A plan to modernise the London Market – the major international insurance market based in the United Kingdom's capital – may include recommendations to use blockchain technology to improve data access and reduce costs associated with administrative paperwork.
Lloyd's, one of the London Market's key participants, held a seminar in London last week to highlight blockchains, among other technologies, to insurance market participants as part of their modernisation plan, called the Target Operating Model, or TOM.
Blockchains could bring increased risk-recording abilities, transparency, accuracy and speed to the insurance markets, Lloyd's director of operations, Shirine Khoury-Haq told CoinDesk in a statement.
Khoury-Haq elaborated on the insurance market's interest in blockchains:
"Blockchain has the potential to improve the way insurers record risk, increasing the speed, accuracy and transparency of our processes. As part of the TOM consultation we will be interested to see how blockchain could help us resolve some of the challenges facing our industry.”

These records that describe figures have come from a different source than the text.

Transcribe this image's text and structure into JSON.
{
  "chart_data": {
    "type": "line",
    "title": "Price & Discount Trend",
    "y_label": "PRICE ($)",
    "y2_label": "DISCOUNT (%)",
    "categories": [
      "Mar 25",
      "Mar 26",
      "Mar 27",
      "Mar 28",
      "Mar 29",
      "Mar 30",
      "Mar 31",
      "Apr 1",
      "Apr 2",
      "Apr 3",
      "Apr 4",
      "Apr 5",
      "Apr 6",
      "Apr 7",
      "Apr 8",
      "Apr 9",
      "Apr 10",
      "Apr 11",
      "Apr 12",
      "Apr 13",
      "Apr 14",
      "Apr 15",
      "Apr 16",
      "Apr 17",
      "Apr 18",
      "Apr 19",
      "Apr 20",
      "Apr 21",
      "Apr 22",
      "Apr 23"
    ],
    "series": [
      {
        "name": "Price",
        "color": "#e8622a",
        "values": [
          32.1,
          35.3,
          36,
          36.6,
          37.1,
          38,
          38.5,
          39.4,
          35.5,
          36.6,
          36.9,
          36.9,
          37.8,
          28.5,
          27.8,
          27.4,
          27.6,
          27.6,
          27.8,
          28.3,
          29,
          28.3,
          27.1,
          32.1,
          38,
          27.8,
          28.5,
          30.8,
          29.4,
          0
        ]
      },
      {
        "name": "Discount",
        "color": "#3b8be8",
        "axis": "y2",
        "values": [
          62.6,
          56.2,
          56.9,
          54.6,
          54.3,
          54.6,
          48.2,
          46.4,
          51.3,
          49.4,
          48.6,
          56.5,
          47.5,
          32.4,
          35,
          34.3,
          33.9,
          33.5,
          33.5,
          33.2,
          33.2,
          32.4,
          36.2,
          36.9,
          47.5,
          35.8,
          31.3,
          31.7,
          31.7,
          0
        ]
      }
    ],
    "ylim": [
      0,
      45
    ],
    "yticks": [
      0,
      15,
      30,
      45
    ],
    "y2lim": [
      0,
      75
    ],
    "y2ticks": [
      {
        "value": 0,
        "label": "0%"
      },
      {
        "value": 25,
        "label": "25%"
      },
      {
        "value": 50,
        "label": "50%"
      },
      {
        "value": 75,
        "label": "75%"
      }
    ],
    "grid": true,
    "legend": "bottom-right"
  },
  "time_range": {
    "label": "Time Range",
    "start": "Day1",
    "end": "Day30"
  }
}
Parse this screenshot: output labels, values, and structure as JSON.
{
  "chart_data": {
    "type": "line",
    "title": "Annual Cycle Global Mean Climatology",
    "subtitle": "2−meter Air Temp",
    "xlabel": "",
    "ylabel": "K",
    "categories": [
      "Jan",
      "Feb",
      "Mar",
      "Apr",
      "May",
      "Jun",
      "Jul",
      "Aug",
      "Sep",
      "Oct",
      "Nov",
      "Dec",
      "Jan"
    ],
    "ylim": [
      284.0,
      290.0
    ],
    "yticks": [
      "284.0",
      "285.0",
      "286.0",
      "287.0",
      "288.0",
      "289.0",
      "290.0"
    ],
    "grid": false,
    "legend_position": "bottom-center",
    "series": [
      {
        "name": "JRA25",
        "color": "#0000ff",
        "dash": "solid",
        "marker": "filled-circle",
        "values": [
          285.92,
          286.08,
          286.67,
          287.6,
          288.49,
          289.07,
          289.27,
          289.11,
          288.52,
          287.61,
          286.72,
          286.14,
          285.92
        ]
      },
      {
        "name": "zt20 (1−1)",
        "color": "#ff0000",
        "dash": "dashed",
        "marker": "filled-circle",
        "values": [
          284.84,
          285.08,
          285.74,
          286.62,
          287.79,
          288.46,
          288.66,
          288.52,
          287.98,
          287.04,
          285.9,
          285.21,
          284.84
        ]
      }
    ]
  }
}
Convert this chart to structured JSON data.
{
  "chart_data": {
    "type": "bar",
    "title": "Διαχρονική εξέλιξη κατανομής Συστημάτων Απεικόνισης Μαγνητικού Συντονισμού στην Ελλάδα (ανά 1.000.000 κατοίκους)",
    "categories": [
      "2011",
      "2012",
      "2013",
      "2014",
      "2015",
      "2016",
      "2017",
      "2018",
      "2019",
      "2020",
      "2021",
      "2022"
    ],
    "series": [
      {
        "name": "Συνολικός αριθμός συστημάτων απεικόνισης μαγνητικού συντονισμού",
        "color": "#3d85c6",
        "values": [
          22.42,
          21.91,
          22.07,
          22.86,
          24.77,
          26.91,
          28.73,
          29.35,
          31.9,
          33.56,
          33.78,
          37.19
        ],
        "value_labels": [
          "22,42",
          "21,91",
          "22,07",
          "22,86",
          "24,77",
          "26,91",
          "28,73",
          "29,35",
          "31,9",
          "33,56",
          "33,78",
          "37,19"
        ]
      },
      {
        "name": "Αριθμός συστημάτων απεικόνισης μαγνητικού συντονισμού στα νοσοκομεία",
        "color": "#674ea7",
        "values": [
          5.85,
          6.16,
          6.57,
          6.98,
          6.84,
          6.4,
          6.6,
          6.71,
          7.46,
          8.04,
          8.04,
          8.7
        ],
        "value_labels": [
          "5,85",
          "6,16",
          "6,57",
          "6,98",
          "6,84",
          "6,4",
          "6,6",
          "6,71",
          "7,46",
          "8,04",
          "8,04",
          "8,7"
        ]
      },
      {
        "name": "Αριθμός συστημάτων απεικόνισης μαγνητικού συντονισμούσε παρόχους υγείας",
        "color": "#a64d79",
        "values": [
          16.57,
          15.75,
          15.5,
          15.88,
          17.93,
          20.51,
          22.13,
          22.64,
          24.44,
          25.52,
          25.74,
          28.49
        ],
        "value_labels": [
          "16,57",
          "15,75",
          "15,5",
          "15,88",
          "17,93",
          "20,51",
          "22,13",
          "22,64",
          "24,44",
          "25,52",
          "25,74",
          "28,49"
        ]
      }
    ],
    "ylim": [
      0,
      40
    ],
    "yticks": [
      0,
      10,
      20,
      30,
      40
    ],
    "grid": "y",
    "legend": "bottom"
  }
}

The two blockchain use-cases floated at the seminar were for blockchain-powered digital 'deal rooms', where documents can be securely shared and logged, and a new token on a permissioned ledger for insurance markets. The ideas were presented by Michael Mainelli, an emeritus professor at Gresham College and executive chairman of Z/Yen, a think-tank and venture capital firm.
Blockchain-powered deal-rooms
Mainelli said online digital deal-rooms could significantly change the way business is currently done in the London Market. While such technology already exists, few market participants make use of it.
Instead, they rely on physical proximity to one another, personal relationships and paper documents to get deals done, he said.
"Everyone [in the market] works within three minutes of Lloyds, but they also know they're dirt if they renege on a contract. Within hours everyone will freeze them out," Mainelli added.
But an online deal-room using a blockchain could make the London Market more attractive to international business, which could drive significant growth for Lloyd's and the London Market, he pointed out.
"If we were sitting in Hong Kong right now and decided to create a global insurance market, we could build a quick deal-room and we would automate it from the start," added Mainelli.
A blockchain-based deal-room would strip out the need to trust an intermediary while providing an accurate record of the documents shared by the deal's participants.
"It gives you a database that's unalterable and nobody owns. It's a ledger of who sent what to whom, when, forever. That's an important part [of the insurance process]," Mainelli said.